January 4, 2011 | by Lou Chibbaro Jr.
Prop 8 sent to Calif. Supreme Court

The Ninth Circuit U.S. Court of Appeals today sidestepped a ruling on whether California’s ban on same-sex marriage violates the U.S. Constitution and sent a lawsuit seeking to overturn Proposition 8 to the California Supreme Court.

In a decision handed down by a three-judge panel, the Ninth Circuit appeals court said it was not qualified to decide whether supporters of Proposition 8 have legal standing to appeal an earlier ruling by a federal judge that Prop 8 violates the U.S. Constitution and must be struck down.

However, the three-judge panel upheld the decision by U.S. District Court Judge Vaughn Walker that officials with Imperial County, Calif., lack standing to intervene in the case on behalf of the state.

The legal standing issue surfaced when former California Gov. Arnold Schwarzenegger and then state Attorney General Jerry Brown, now the governor, refused to defend Prop 8 against a lawsuit brought by two same-sex couples.

The private citizens who organized Prop 8 were allowed to intervene on its behalf during the district court proceedings, including a civil trial, but gay rights attorneys challenging the ballot measure on appeal argued that only the state could defend the measure because it was a state law.

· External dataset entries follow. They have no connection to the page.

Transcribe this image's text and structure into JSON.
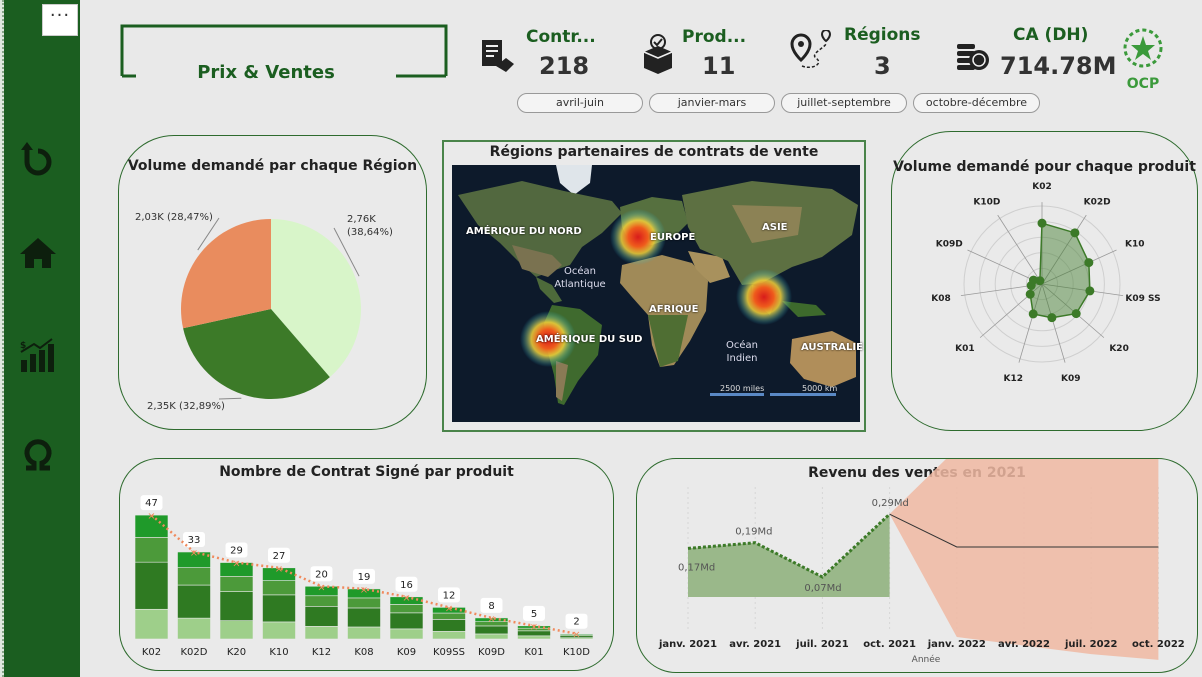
{
  "title_box": {
    "title": "Prix & Ventes"
  },
  "kpis": [
    {
      "label": "Contr...",
      "value": "218",
      "icon": "contract-icon"
    },
    {
      "label": "Prod...",
      "value": "11",
      "icon": "product-box-icon"
    },
    {
      "label": "Régions",
      "value": "3",
      "icon": "map-pin-route-icon"
    },
    {
      "label": "CA (DH)",
      "value": "714.78M",
      "icon": "coins-icon"
    }
  ],
  "logo": {
    "text": "OCP"
  },
  "period_filters": [
    "avril-juin",
    "janvier-mars",
    "juillet-septembre",
    "octobre-décembre"
  ],
  "nav": [
    {
      "name": "refresh-icon"
    },
    {
      "name": "home-icon"
    },
    {
      "name": "bar-chart-growth-icon"
    },
    {
      "name": "omega-icon"
    }
  ],
  "pie_card": {
    "title": "Volume demandé par chaque Région",
    "chart_data": {
      "type": "pie",
      "slices": [
        {
          "label": "2,76K (38,64%)",
          "value": 2760,
          "percent": 38.64,
          "color": "#d8f5c9"
        },
        {
          "label": "2,35K (32,89%)",
          "value": 2350,
          "percent": 32.89,
          "color": "#3c7a28"
        },
        {
          "label": "2,03K (28,47%)",
          "value": 2030,
          "percent": 28.47,
          "color": "#e98c5e"
        }
      ]
    }
  },
  "map_card": {
    "title": "Régions partenaires de contrats de vente",
    "labels": {
      "north_america": "AMÉRIQUE DU NORD",
      "europe": "EUROPE",
      "asia": "ASIE",
      "atlantic_1": "Océan",
      "atlantic_2": "Atlantique",
      "africa": "AFRIQUE",
      "south_america": "AMÉRIQUE DU SUD",
      "indian_1": "Océan",
      "indian_2": "Indien",
      "australia": "AUSTRALIE"
    },
    "scale": {
      "miles": "2500 miles",
      "km": "5000 km"
    }
  },
  "radar_card": {
    "title": "Volume demandé pour chaque produit",
    "chart_data": {
      "type": "radar",
      "categories": [
        "K02",
        "K02D",
        "K10",
        "K09 SS",
        "K20",
        "K09",
        "K12",
        "K01",
        "K08",
        "K09D",
        "K10D"
      ],
      "values": [
        0.78,
        0.78,
        0.66,
        0.62,
        0.58,
        0.45,
        0.4,
        0.2,
        0.14,
        0.12,
        0.05
      ],
      "ylim": [
        0,
        1
      ],
      "color": "#3c7a28"
    }
  },
  "bar_card": {
    "title": "Nombre de Contrat Signé par produit",
    "chart_data": {
      "type": "bar",
      "categories": [
        "K02",
        "K02D",
        "K20",
        "K10",
        "K12",
        "K08",
        "K09",
        "K09SS",
        "K09D",
        "K01",
        "K10D"
      ],
      "values": [
        47,
        33,
        29,
        27,
        20,
        19,
        16,
        12,
        8,
        5,
        2
      ],
      "ylim": [
        0,
        50
      ],
      "trendline": "exponential",
      "trend_color": "#f08a5d"
    }
  },
  "line_card": {
    "title": "Revenu des ventes en 2021",
    "chart_data": {
      "type": "area",
      "x": [
        "janv. 2021",
        "avr. 2021",
        "juil. 2021",
        "oct. 2021",
        "janv. 2022",
        "avr. 2022",
        "juil. 2022",
        "oct. 2022"
      ],
      "xlabel": "Année",
      "series": [
        {
          "values": [
            0.17,
            0.19,
            0.07,
            0.29
          ]
        }
      ],
      "labels": [
        "0,17Md",
        "0,19Md",
        "0,07Md",
        "0,29Md"
      ],
      "forecast": {
        "center": [
          0.29,
          0.175,
          0.175,
          0.175,
          0.175
        ],
        "upper": [
          0.29,
          0.52,
          0.55,
          0.57,
          0.58
        ],
        "lower": [
          0.29,
          -0.14,
          -0.17,
          -0.2,
          -0.22
        ]
      },
      "actual_color": "#9ab88a",
      "forecast_color": "#f0b8a2"
    }
  }
}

During the Ninth Circuit hearing of oral arguments on the case last year, the three judges divided the proceeding between the issue of legal standing and the issue of the merits of whether Prop 8 violates the U.S. Constitution.

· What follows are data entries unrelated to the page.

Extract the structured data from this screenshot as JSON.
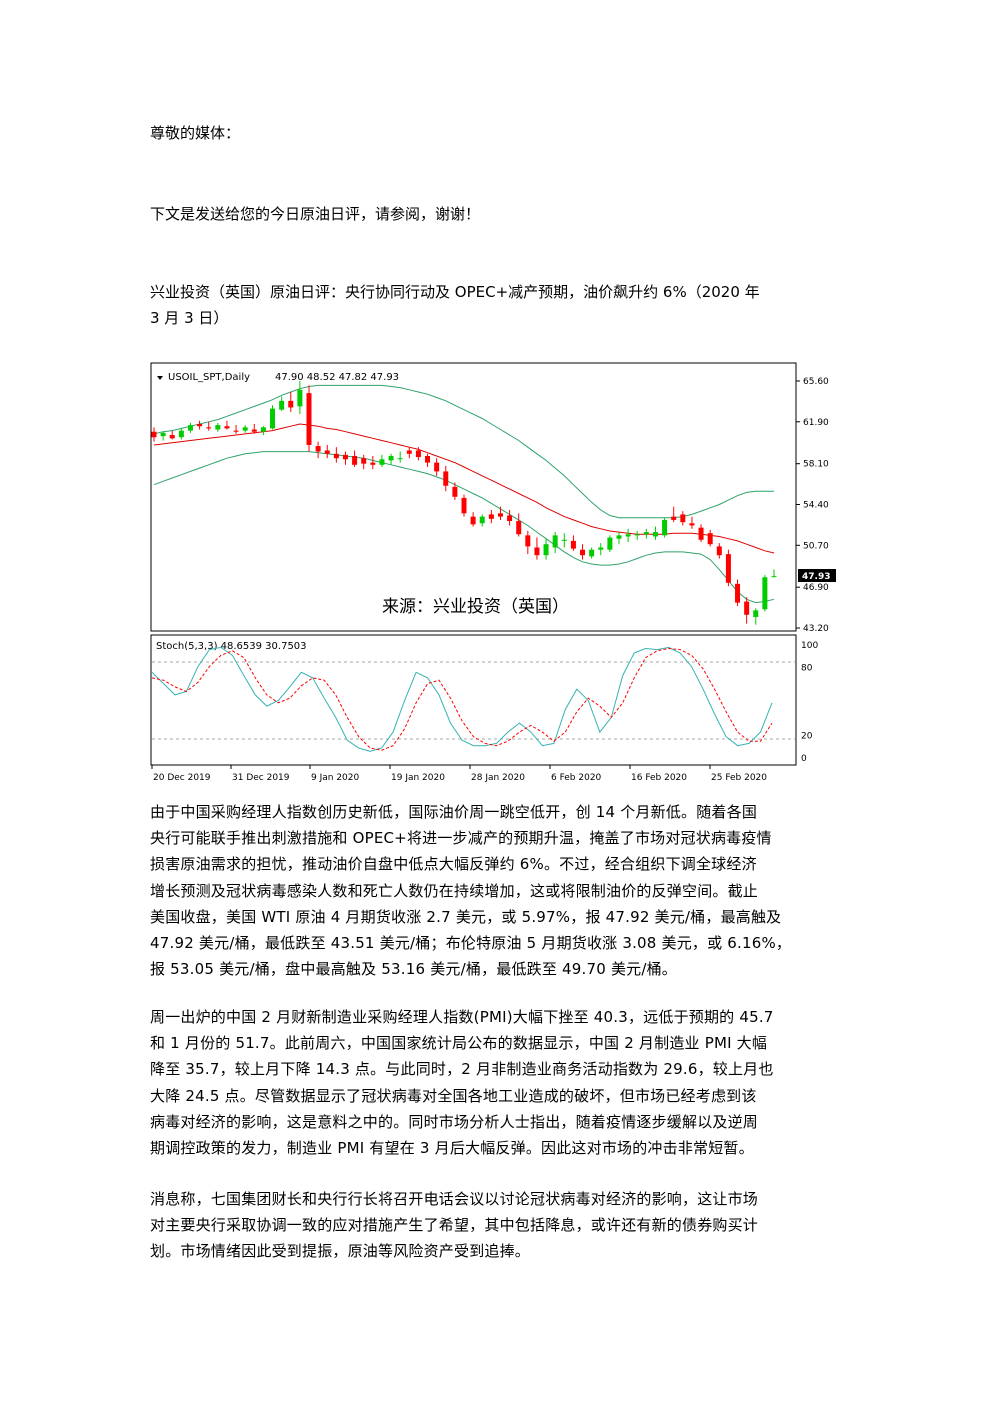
{
  "greeting": "尊敬的媒体：",
  "intro": "下文是发送给您的今日原油日评，请参阅，谢谢！",
  "headline": "兴业投资（英国）原油日评：央行协同行动及 OPEC+减产预期，油价飙升约 6%（2020 年 3 月 3 日）",
  "chart_data": [
    {
      "type": "candlestick",
      "title": "USOIL_SPT,Daily",
      "ohlc_label": "47.90 48.52 47.82 47.93",
      "current_price": "47.93",
      "watermark": "来源：兴业投资（英国）",
      "y_ticks": [
        "65.60",
        "61.90",
        "58.10",
        "54.40",
        "50.70",
        "46.90",
        "43.20"
      ],
      "ylim": [
        43.2,
        65.6
      ],
      "candles": [
        {
          "o": 61.0,
          "h": 61.4,
          "l": 60.1,
          "c": 60.5,
          "up": false
        },
        {
          "o": 60.6,
          "h": 61.0,
          "l": 60.2,
          "c": 60.9,
          "up": true
        },
        {
          "o": 60.7,
          "h": 61.1,
          "l": 60.3,
          "c": 60.4,
          "up": false
        },
        {
          "o": 60.5,
          "h": 61.3,
          "l": 60.3,
          "c": 61.1,
          "up": true
        },
        {
          "o": 61.1,
          "h": 61.8,
          "l": 60.9,
          "c": 61.6,
          "up": true
        },
        {
          "o": 61.5,
          "h": 62.0,
          "l": 61.2,
          "c": 61.7,
          "up": false
        },
        {
          "o": 61.4,
          "h": 61.9,
          "l": 61.1,
          "c": 61.3,
          "up": false
        },
        {
          "o": 61.2,
          "h": 61.8,
          "l": 61.0,
          "c": 61.6,
          "up": true
        },
        {
          "o": 61.5,
          "h": 62.0,
          "l": 61.2,
          "c": 61.3,
          "up": false
        },
        {
          "o": 61.1,
          "h": 61.6,
          "l": 60.8,
          "c": 61.0,
          "up": false
        },
        {
          "o": 61.1,
          "h": 61.6,
          "l": 60.9,
          "c": 61.4,
          "up": true
        },
        {
          "o": 61.2,
          "h": 61.7,
          "l": 60.8,
          "c": 61.0,
          "up": false
        },
        {
          "o": 61.0,
          "h": 61.5,
          "l": 60.7,
          "c": 61.4,
          "up": true
        },
        {
          "o": 61.3,
          "h": 63.4,
          "l": 61.2,
          "c": 63.1,
          "up": true
        },
        {
          "o": 63.0,
          "h": 64.2,
          "l": 62.9,
          "c": 63.8,
          "up": true
        },
        {
          "o": 63.8,
          "h": 64.6,
          "l": 62.8,
          "c": 63.2,
          "up": false
        },
        {
          "o": 63.3,
          "h": 65.6,
          "l": 62.6,
          "c": 64.8,
          "up": true
        },
        {
          "o": 64.5,
          "h": 65.2,
          "l": 59.2,
          "c": 59.8,
          "up": false
        },
        {
          "o": 59.7,
          "h": 60.1,
          "l": 58.6,
          "c": 59.2,
          "up": false
        },
        {
          "o": 59.3,
          "h": 59.8,
          "l": 58.6,
          "c": 59.0,
          "up": false
        },
        {
          "o": 59.0,
          "h": 59.6,
          "l": 58.2,
          "c": 58.6,
          "up": false
        },
        {
          "o": 58.5,
          "h": 59.2,
          "l": 58.0,
          "c": 58.9,
          "up": false
        },
        {
          "o": 58.8,
          "h": 59.3,
          "l": 57.8,
          "c": 58.0,
          "up": false
        },
        {
          "o": 58.1,
          "h": 58.9,
          "l": 57.6,
          "c": 58.6,
          "up": false
        },
        {
          "o": 58.2,
          "h": 58.8,
          "l": 57.6,
          "c": 58.0,
          "up": false
        },
        {
          "o": 58.0,
          "h": 58.9,
          "l": 57.8,
          "c": 58.5,
          "up": true
        },
        {
          "o": 58.4,
          "h": 59.0,
          "l": 58.0,
          "c": 58.8,
          "up": true
        },
        {
          "o": 58.6,
          "h": 59.2,
          "l": 58.2,
          "c": 58.6,
          "up": true
        },
        {
          "o": 59.0,
          "h": 59.6,
          "l": 58.6,
          "c": 59.3,
          "up": false
        },
        {
          "o": 59.3,
          "h": 59.6,
          "l": 58.4,
          "c": 58.7,
          "up": false
        },
        {
          "o": 58.8,
          "h": 59.0,
          "l": 57.8,
          "c": 58.2,
          "up": false
        },
        {
          "o": 58.2,
          "h": 58.6,
          "l": 57.0,
          "c": 57.4,
          "up": false
        },
        {
          "o": 57.4,
          "h": 57.9,
          "l": 55.6,
          "c": 56.1,
          "up": false
        },
        {
          "o": 56.0,
          "h": 56.4,
          "l": 54.8,
          "c": 55.1,
          "up": false
        },
        {
          "o": 55.0,
          "h": 55.3,
          "l": 53.3,
          "c": 53.6,
          "up": false
        },
        {
          "o": 53.3,
          "h": 53.7,
          "l": 52.4,
          "c": 52.6,
          "up": false
        },
        {
          "o": 52.7,
          "h": 53.5,
          "l": 52.4,
          "c": 53.3,
          "up": true
        },
        {
          "o": 53.1,
          "h": 53.9,
          "l": 52.7,
          "c": 53.5,
          "up": false
        },
        {
          "o": 53.6,
          "h": 54.2,
          "l": 53.0,
          "c": 53.3,
          "up": false
        },
        {
          "o": 53.4,
          "h": 53.9,
          "l": 52.5,
          "c": 52.9,
          "up": false
        },
        {
          "o": 52.9,
          "h": 53.6,
          "l": 51.5,
          "c": 51.7,
          "up": false
        },
        {
          "o": 51.6,
          "h": 52.0,
          "l": 49.9,
          "c": 50.6,
          "up": false
        },
        {
          "o": 50.5,
          "h": 51.4,
          "l": 49.4,
          "c": 49.8,
          "up": false
        },
        {
          "o": 49.8,
          "h": 51.3,
          "l": 49.4,
          "c": 50.8,
          "up": true
        },
        {
          "o": 50.5,
          "h": 51.9,
          "l": 50.0,
          "c": 51.6,
          "up": true
        },
        {
          "o": 51.2,
          "h": 51.8,
          "l": 50.5,
          "c": 51.1,
          "up": true
        },
        {
          "o": 51.1,
          "h": 51.6,
          "l": 50.2,
          "c": 50.4,
          "up": false
        },
        {
          "o": 50.3,
          "h": 50.8,
          "l": 49.4,
          "c": 49.8,
          "up": false
        },
        {
          "o": 49.7,
          "h": 50.5,
          "l": 49.5,
          "c": 50.3,
          "up": true
        },
        {
          "o": 50.3,
          "h": 50.9,
          "l": 49.8,
          "c": 50.5,
          "up": true
        },
        {
          "o": 50.3,
          "h": 51.6,
          "l": 50.1,
          "c": 51.4,
          "up": true
        },
        {
          "o": 51.3,
          "h": 51.9,
          "l": 50.8,
          "c": 51.6,
          "up": true
        },
        {
          "o": 51.5,
          "h": 52.2,
          "l": 51.0,
          "c": 51.7,
          "up": true
        },
        {
          "o": 51.6,
          "h": 52.0,
          "l": 51.2,
          "c": 51.7,
          "up": true
        },
        {
          "o": 51.7,
          "h": 52.2,
          "l": 51.3,
          "c": 51.9,
          "up": true
        },
        {
          "o": 51.9,
          "h": 52.4,
          "l": 51.2,
          "c": 51.5,
          "up": true
        },
        {
          "o": 51.6,
          "h": 53.2,
          "l": 51.4,
          "c": 53.0,
          "up": true
        },
        {
          "o": 53.0,
          "h": 54.2,
          "l": 52.8,
          "c": 53.3,
          "up": false
        },
        {
          "o": 53.5,
          "h": 53.8,
          "l": 52.5,
          "c": 52.8,
          "up": false
        },
        {
          "o": 52.7,
          "h": 53.3,
          "l": 52.2,
          "c": 52.5,
          "up": false
        },
        {
          "o": 52.3,
          "h": 52.6,
          "l": 51.0,
          "c": 51.2,
          "up": false
        },
        {
          "o": 51.8,
          "h": 52.1,
          "l": 50.6,
          "c": 50.8,
          "up": false
        },
        {
          "o": 50.6,
          "h": 50.9,
          "l": 49.5,
          "c": 49.8,
          "up": false
        },
        {
          "o": 49.9,
          "h": 50.3,
          "l": 47.0,
          "c": 47.3,
          "up": false
        },
        {
          "o": 47.2,
          "h": 47.6,
          "l": 45.2,
          "c": 45.5,
          "up": false
        },
        {
          "o": 45.6,
          "h": 46.0,
          "l": 43.6,
          "c": 44.4,
          "up": false
        },
        {
          "o": 44.2,
          "h": 45.0,
          "l": 43.5,
          "c": 44.8,
          "up": true
        },
        {
          "o": 44.9,
          "h": 48.0,
          "l": 44.7,
          "c": 47.8,
          "up": true
        },
        {
          "o": 47.9,
          "h": 48.5,
          "l": 47.8,
          "c": 47.9,
          "up": true
        }
      ],
      "middle_band": [
        59.8,
        59.9,
        60.0,
        60.1,
        60.2,
        60.3,
        60.4,
        60.5,
        60.6,
        60.7,
        60.8,
        60.9,
        61.0,
        61.1,
        61.3,
        61.5,
        61.7,
        61.6,
        61.5,
        61.3,
        61.2,
        61.0,
        60.8,
        60.6,
        60.4,
        60.2,
        60.0,
        59.8,
        59.6,
        59.4,
        59.1,
        58.8,
        58.5,
        58.2,
        57.8,
        57.4,
        57.0,
        56.6,
        56.2,
        55.8,
        55.4,
        55.0,
        54.6,
        54.1,
        53.7,
        53.3,
        53.0,
        52.7,
        52.4,
        52.2,
        52.0,
        51.9,
        51.8,
        51.7,
        51.7,
        51.7,
        51.7,
        51.8,
        51.8,
        51.8,
        51.7,
        51.6,
        51.5,
        51.3,
        51.1,
        50.8,
        50.5,
        50.2,
        50.0
      ],
      "upper_band": [
        60.8,
        61.0,
        61.1,
        61.3,
        61.5,
        61.7,
        61.9,
        62.1,
        62.4,
        62.7,
        63.0,
        63.3,
        63.6,
        63.9,
        64.3,
        64.6,
        64.9,
        65.1,
        65.2,
        65.2,
        65.2,
        65.2,
        65.2,
        65.2,
        65.2,
        65.2,
        65.1,
        65.0,
        64.8,
        64.6,
        64.4,
        64.1,
        63.8,
        63.4,
        63.0,
        62.6,
        62.2,
        61.7,
        61.2,
        60.7,
        60.2,
        59.6,
        59.0,
        58.4,
        57.7,
        57.0,
        56.2,
        55.4,
        54.6,
        53.9,
        53.4,
        53.2,
        53.2,
        53.2,
        53.2,
        53.2,
        53.2,
        53.2,
        53.3,
        53.5,
        53.8,
        54.1,
        54.4,
        54.8,
        55.2,
        55.5,
        55.6,
        55.6,
        55.6
      ],
      "lower_band": [
        56.2,
        56.5,
        56.8,
        57.1,
        57.4,
        57.7,
        58.0,
        58.3,
        58.6,
        58.8,
        59.0,
        59.1,
        59.2,
        59.2,
        59.2,
        59.2,
        59.2,
        59.2,
        59.1,
        59.0,
        58.9,
        58.8,
        58.7,
        58.6,
        58.4,
        58.2,
        58.0,
        57.8,
        57.6,
        57.4,
        57.2,
        56.9,
        56.6,
        56.2,
        55.8,
        55.4,
        55.0,
        54.5,
        54.0,
        53.5,
        53.0,
        52.5,
        51.9,
        51.3,
        50.7,
        50.1,
        49.6,
        49.2,
        49.0,
        48.9,
        48.9,
        49.0,
        49.2,
        49.5,
        49.8,
        50.0,
        50.1,
        50.1,
        50.1,
        50.0,
        49.9,
        49.4,
        48.5,
        47.5,
        46.5,
        45.8,
        45.5,
        45.6,
        45.8
      ]
    },
    {
      "type": "line",
      "title": "Stoch(5,3,3) 48.6539 30.7503",
      "y_ticks": [
        "100",
        "80",
        "20",
        "0"
      ],
      "ylim": [
        0,
        100
      ],
      "x_tick_labels": [
        "20 Dec 2019",
        "31 Dec 2019",
        "9 Jan 2020",
        "19 Jan 2020",
        "28 Jan 2020",
        "6 Feb 2020",
        "16 Feb 2020",
        "25 Feb 2020"
      ],
      "series": [
        {
          "values": [
            75,
            65,
            55,
            58,
            80,
            95,
            97,
            90,
            72,
            55,
            45,
            50,
            62,
            75,
            70,
            52,
            35,
            15,
            8,
            5,
            8,
            22,
            50,
            75,
            70,
            55,
            30,
            15,
            10,
            10,
            12,
            22,
            30,
            22,
            10,
            12,
            42,
            60,
            50,
            22,
            35,
            72,
            92,
            96,
            95,
            97,
            92,
            80,
            60,
            38,
            18,
            10,
            12,
            22,
            48
          ]
        },
        {
          "values": [
            70,
            68,
            62,
            58,
            66,
            80,
            90,
            94,
            88,
            70,
            55,
            48,
            52,
            63,
            70,
            68,
            55,
            35,
            18,
            8,
            6,
            10,
            25,
            48,
            65,
            68,
            52,
            32,
            18,
            12,
            10,
            14,
            22,
            28,
            22,
            14,
            22,
            40,
            52,
            45,
            35,
            48,
            70,
            88,
            94,
            96,
            95,
            90,
            78,
            60,
            40,
            22,
            14,
            14,
            30
          ]
        }
      ]
    }
  ],
  "paragraphs": [
    [
      "由于中国采购经理人指数创历史新低，国际油价周一跳空低开，创 14 个月新低。随着各国",
      "央行可能联手推出刺激措施和 OPEC+将进一步减产的预期升温，掩盖了市场对冠状病毒疫情",
      "损害原油需求的担忧，推动油价自盘中低点大幅反弹约 6%。不过，经合组织下调全球经济",
      "增长预测及冠状病毒感染人数和死亡人数仍在持续增加，这或将限制油价的反弹空间。截止",
      "美国收盘，美国 WTI 原油 4 月期货收涨 2.7 美元，或 5.97%，报 47.92 美元/桶，最高触及",
      "47.92 美元/桶，最低跌至 43.51 美元/桶；布伦特原油 5 月期货收涨 3.08 美元，或 6.16%，",
      "报 53.05 美元/桶，盘中最高触及 53.16 美元/桶，最低跌至 49.70 美元/桶。"
    ],
    [
      "周一出炉的中国 2 月财新制造业采购经理人指数(PMI)大幅下挫至 40.3，远低于预期的 45.7",
      "和 1 月份的 51.7。此前周六，中国国家统计局公布的数据显示，中国 2 月制造业 PMI 大幅",
      "降至 35.7，较上月下降 14.3 点。与此同时，2 月非制造业商务活动指数为 29.6，较上月也",
      "大降 24.5 点。尽管数据显示了冠状病毒对全国各地工业造成的破坏，但市场已经考虑到该",
      "病毒对经济的影响，这是意料之中的。同时市场分析人士指出，随着疫情逐步缓解以及逆周",
      "期调控政策的发力，制造业 PMI 有望在 3 月后大幅反弹。因此这对市场的冲击非常短暂。"
    ],
    [
      "消息称，七国集团财长和央行行长将召开电话会议以讨论冠状病毒对经济的影响，这让市场",
      "对主要央行采取协调一致的应对措施产生了希望，其中包括降息，或许还有新的债券购买计",
      "划。市场情绪因此受到提振，原油等风险资产受到追捧。"
    ]
  ],
  "colors": {
    "up": "#00cc00",
    "down": "#ff0000",
    "bands": "#2ea36a",
    "middle": "#e00000",
    "stoch_main": "#36b3b3",
    "stoch_signal": "#ff0000"
  }
}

They also heard arguments by attorneys defending Prop 8 that Imperial County, Calif., officials, including the Board of Supervisors and a deputy clerk who presides over civil marriages, should be allowed to intervene in the case on behalf of Prop 8.

“We affirm the denial of the intervention motion, although on different grounds from those relied upon by the district court, and correspondingly we dismiss the appeal on the merits for lack of standing,” the Ninth Circuit ruling says.

“The decision, of course, does not affect the standing or the separate appeal of the official proponents of Proposition 8,” the ruling says.

In discussing its decision to send the jurisdictional question to the California Supreme Court, the Ninth Circuit judges stated, “This court is obligated to ensure that it has jurisdiction over this appeal before proceeding to the important constitutional questions it presents, and we must dismiss the appeal if we lack jurisdiction.”

The judges gave attorneys defending Prop 8 time to file for an “en banc” rehearing of the case before the full Ninth Circuit Appeals Court.

The decision to send the case to the state Supreme Court means the final outcome of whether same-sex marriage is protected under the U.S. Constitution is delayed several months for the Ninth Circuit court. All parties following the case agree that the U.S. Supreme Court will make the final decision in the case since both sides say they will appeal a losing decision to the high court.

Lou Chibbaro Jr. has reported on the LGBT civil rights movement and the LGBT community for more than 30 years, beginning as a freelance writer and later as a staff reporter and currently as Senior News Reporter for the Washington Blade. He has chronicled LGBT-related developments as they have touched on a wide range of social, religious, and governmental institutions, including the White House, Congress, the U.S. Supreme Court, the military, local and national law enforcement agencies and the Catholic Church. Chibbaro has reported on LGBT issues and LGBT participation in local and national elections since 1976. He has covered the AIDS epidemic since it first surfaced in the early 1980s. Follow Lou

2 Comments
  • “…gay rights attorneys challenging the ballot measure on appeal argued that only the state could defend the measure because it was a state law.” To be clear, Olson and Boies are arguing that Proponents cannot appeal, not that they couldn’t defend the law at all. Proponents have already defended the law and lost.

  • Why would there be a higher standard for proving standing for the Appellate Court than there was for the Lower Court?

    If the Proponents had standing to bring the suit originally, then why wouldn’t they have equal standing to appeal the rezulting ruling?